Abdu Mau, also spelled Abdumau, is a village in Chhatoh block of Rae Bareli district, Uttar Pradesh, India. It is located 48 km from Raebareli, the district headquarters. As of 2011, the village has a population of 1,339 people, in 213 households. It has one primary school and no healthcare facilities. It belongs to the nyaya panchayat of Paraiya Namaksar.

The 1951 census recorded Abdu Mau as comprising 4 hamlets, with a total population of 346 people (181 male and 165 female), in 97 households and 97 physical houses. The area of the village was given as 599 acres. 2 residents were literate, both male. The village was listed as belonging to the pargana of Rokha and the thana of Nasirabad.

The 1961 census recorded Abdu Mau (as "Abdumau") as comprising 4 hamlets, with a total population of 499 people (248 male and 251 female), in 110 households and 110 physical houses. The area of the village was given as 599 acres.

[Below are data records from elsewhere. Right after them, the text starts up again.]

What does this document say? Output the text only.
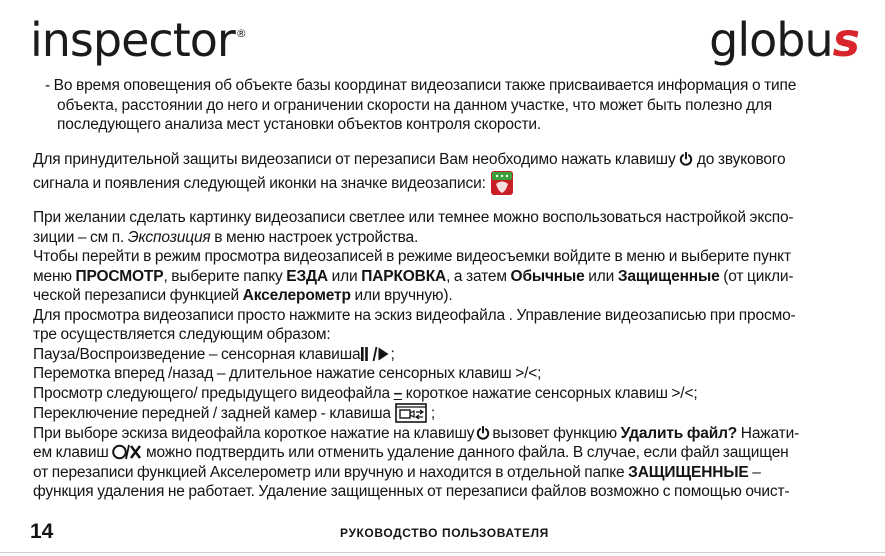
inspector®	globus
- Во время оповещения об объекте базы координат видеозаписи также присваивается информация о типе
объекта, расстоянии до него и ограничении скорости на данном участке, что может быть полезно для
последующего анализа мест установки объектов контроля скорости.
Для принудительной защиты видеозаписи от перезаписи Вам необходимо нажать клавишу до звукового
сигнала и появления следующей иконки на значке видеозаписи:
При желании сделать картинку видеозаписи светлее или темнее можно воспользоваться настройкой экспо-
зиции – см п. Экспозиция в меню настроек устройства.
Чтобы перейти в режим просмотра видеозаписей в режиме видеосъемки войдите в меню и выберите пункт
меню ПРОСМОТР, выберите папку ЕЗДА или ПАРКОВКА, а затем Обычные или Защищенные (от цикли-
ческой перезаписи функцией Акселерометр или вручную).
Для просмотра видеозаписи просто нажмите на эскиз видеофайла . Управление видеозаписью при просмо-
тре осуществляется следующим образом:
Пауза/Воспроизведение – сенсорная клавиша ;
Перемотка вперед /назад – длительное нажатие сенсорных клавиш >/<;
Просмотр следующего/ предыдущего видеофайла – короткое нажатие сенсорных клавиш >/<;
Переключение передней / задней камер - клавиша	;
При выборе эскиза видеофайла короткое нажатие на клавишу вызовет функцию Удалить файл? Нажати-
ем клавиш можно подтвердить или отменить удаление данного файла. В случае, если файл защищен
от перезаписи функцией Акселерометр или вручную и находится в отдельной папке ЗАЩИЩЕННЫЕ –
функция удаления не работает. Удаление защищенных от перезаписи файлов возможно с помощью очист-
14	РУКОВОДСТВО ПОЛЬЗОВАТЕЛЯ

The 1981 census recorded Abdu Mau (as "Abdumau") as having a population of 787 people, in 189 households, and having an area of 237.95 hectares. The main staple foods were listed as wheat and rice.

The 1991 census recorded Abdu Mau as having a total population of 915 people (444 male and 471 female), in 170 households and 170 physical houses. The area of the village was listed as 237 hectares. Members of the 0-6 age group numbered 233, or 25.5% of the total; this group was 58% male (135) and 42% female (98). Members of scheduled castes made up 27.8% of the village's population, while no members of scheduled tribes were recorded. The literacy rate of the village was 15% (131 men and 9 women). 263 people were classified as main workers (226 men and 37 women), while 0 people were classified as marginal workers; the remaining 652 residents were non-workers. The breakdown of main workers by employment category was as follows: 236 cultivators (i.e. people who owned or leased their own land); 19 agricultural labourers (i.e. people who worked someone else's land in return for payment); 0 workers in livestock, forestry, fishing, hunting, plantations, orchards, etc.; 0 in mining and quarrying; 0 household industry workers; 0 workers employed in other manufacturing, processing, service, and repair roles; 0 construction workers; 0 employed in trade and commerce; 3 employed in transport, storage, and communications; and 5 in other services.